Von Anfang sei das Projekt „gut durchdacht“ und auf lange Zeit angelegt gewesen, würdigte Ingo Nürnberger, Sozialdezernent der Stadt Bielefeld in seiner Rede. Vorbildlich sei auch die Konzentration auf den Stadtteil und das Engagement so vieler Brackweder Familien-Unternehmen. „Manchmal erleben junge Menschen hier zum ersten Mal, dass Erwachsene sie ernst nehmen, ihre Stärken würdigen und weiterentwickeln.“

 

„Ein Berater aus dem Jobcenter kann das nicht leisten“

Im Laufe der Jahre ist das Projekt „Perspektive JOB“ ständig gewachsen. Wird es angesichts von immer mehr freien Stellen auf dem Arbeitsmarkt bald überflüssig? „Auf keinen Fall“, sagt Werner S. Franzen. „Beratung und Coaching brauchen Zeit. Wir behalten die Lebensumstände im Blick und besuchen, wenn nötig, die Teilnehmenden auch zu Hause.“ Diesen Zeitaufwand könne ein Mitarbeiter aus dem Jobcenter gar nicht leisten, sagte der Berater schon im Vorfeld der Veranstaltung.

 

Stiftung Möllerstift trägt Löwenanteil der Kosten

Rund 1.100.000 Euro sind seit 2009 in das Projekt geflossen.

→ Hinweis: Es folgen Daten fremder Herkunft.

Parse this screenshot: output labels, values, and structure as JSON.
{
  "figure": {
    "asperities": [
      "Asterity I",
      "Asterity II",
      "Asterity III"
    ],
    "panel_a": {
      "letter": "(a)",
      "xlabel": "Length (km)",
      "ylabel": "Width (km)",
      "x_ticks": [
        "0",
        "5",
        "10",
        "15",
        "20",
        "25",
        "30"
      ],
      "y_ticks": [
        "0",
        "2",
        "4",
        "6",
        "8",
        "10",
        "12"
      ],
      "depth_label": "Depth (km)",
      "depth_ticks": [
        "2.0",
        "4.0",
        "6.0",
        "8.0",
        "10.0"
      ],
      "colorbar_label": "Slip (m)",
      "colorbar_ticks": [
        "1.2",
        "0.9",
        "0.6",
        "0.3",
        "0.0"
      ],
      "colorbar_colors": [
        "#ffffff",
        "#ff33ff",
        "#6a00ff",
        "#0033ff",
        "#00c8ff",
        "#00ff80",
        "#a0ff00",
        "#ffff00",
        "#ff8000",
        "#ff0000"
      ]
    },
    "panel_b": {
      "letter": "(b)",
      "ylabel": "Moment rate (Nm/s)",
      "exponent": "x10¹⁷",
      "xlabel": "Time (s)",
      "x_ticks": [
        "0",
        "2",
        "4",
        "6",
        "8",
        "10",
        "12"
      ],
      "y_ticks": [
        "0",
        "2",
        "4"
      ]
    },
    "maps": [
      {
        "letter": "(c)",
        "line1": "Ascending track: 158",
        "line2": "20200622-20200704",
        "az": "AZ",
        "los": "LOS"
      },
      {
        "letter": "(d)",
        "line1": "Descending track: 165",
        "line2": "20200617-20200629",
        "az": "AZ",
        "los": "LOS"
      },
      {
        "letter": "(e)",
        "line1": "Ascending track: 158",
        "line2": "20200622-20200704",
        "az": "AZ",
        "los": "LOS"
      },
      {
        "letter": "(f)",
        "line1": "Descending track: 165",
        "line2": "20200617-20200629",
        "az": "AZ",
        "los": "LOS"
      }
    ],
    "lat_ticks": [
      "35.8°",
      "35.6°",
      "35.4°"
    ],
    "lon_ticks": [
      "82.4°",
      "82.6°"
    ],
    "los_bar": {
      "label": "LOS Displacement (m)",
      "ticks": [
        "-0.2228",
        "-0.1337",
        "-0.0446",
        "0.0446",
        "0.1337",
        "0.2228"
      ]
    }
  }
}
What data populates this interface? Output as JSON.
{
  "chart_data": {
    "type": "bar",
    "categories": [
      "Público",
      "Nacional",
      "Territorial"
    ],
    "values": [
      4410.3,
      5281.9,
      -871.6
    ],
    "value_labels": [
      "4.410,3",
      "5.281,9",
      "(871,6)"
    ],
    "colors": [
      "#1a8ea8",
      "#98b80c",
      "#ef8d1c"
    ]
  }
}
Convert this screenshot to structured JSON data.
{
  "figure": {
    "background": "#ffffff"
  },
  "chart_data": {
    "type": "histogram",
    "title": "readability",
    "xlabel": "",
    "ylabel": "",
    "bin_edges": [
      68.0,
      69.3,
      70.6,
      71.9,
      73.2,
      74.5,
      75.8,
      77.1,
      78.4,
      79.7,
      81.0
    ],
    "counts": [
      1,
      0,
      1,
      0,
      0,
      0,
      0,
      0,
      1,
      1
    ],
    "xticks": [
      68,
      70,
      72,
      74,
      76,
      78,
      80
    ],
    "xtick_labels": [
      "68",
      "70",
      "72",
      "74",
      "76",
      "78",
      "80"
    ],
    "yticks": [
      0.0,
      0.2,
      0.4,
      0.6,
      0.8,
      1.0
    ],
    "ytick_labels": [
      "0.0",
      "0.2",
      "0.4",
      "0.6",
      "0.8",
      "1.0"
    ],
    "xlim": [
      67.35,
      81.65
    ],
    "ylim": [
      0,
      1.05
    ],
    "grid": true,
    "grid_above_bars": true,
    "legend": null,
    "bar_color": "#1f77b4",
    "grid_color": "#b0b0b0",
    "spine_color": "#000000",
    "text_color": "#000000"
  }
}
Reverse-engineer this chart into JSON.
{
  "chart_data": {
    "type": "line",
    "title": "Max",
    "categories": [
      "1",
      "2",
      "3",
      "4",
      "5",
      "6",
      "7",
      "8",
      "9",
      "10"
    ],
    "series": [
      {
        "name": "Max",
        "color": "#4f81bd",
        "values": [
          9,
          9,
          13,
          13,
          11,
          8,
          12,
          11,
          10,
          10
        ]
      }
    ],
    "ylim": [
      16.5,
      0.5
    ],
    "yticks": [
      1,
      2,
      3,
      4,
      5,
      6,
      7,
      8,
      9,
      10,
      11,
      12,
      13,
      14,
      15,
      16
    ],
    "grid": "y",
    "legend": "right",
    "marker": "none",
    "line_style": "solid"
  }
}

Die Bielefelder Stiftung Möllerstift trug davon den Löwenanteil. Sie beteiligte sich bisher mit rund 820.000 Euro. Damit bestreitet sie einen erheblichen Teil der Personalkosten für die drei Projektmitarbeiter*innen. Den Rest übernimmt der DiakonieVerband, auch mit Hilfe der Kirchensteuer.

 

„Sie geben den Jugendlichen Selbstvertrauen zurück“

„Auf die meisten Menschen passt der Sozialstaat auf. Doch es gibt immer wieder Menschen, die durch das Raster fallen“, sagte Björn Neßler, Geschäftsführer des DiakonieVerbands Brackwede.

„Die Kolleg*innen im Projekt Perspektive JOB verrichten hier eine ganz wertvolle Arbeit. Denn sie vermitteln nicht nur Jugendliche mit herausforderndem Hintergrund in ein Beschäftigungsverhältnis. Sie geben ihnen Selbstvertrauen und Selbstwertgefühl zurück; sie zeigen ihnen, dass sie etwas erreichen können. Deswegen ein großes Dankeschön an die Stiftung Möllerstift, die dieses wichtige Projekt überhaupt erst möglich gemacht hat.“

 

Hintergrund:

Zur Stiftung Möllerstift
 

Die Stiftung Möllerstift des Bielefelder Unternehmens MöllerGroup besteht seit 1879. Sie unterstützt vor allem sozial Benachteiligte, darunter besonders Menschen mit Behinderungen sowie Kinder und Jugendliche im Bielefelder Süden.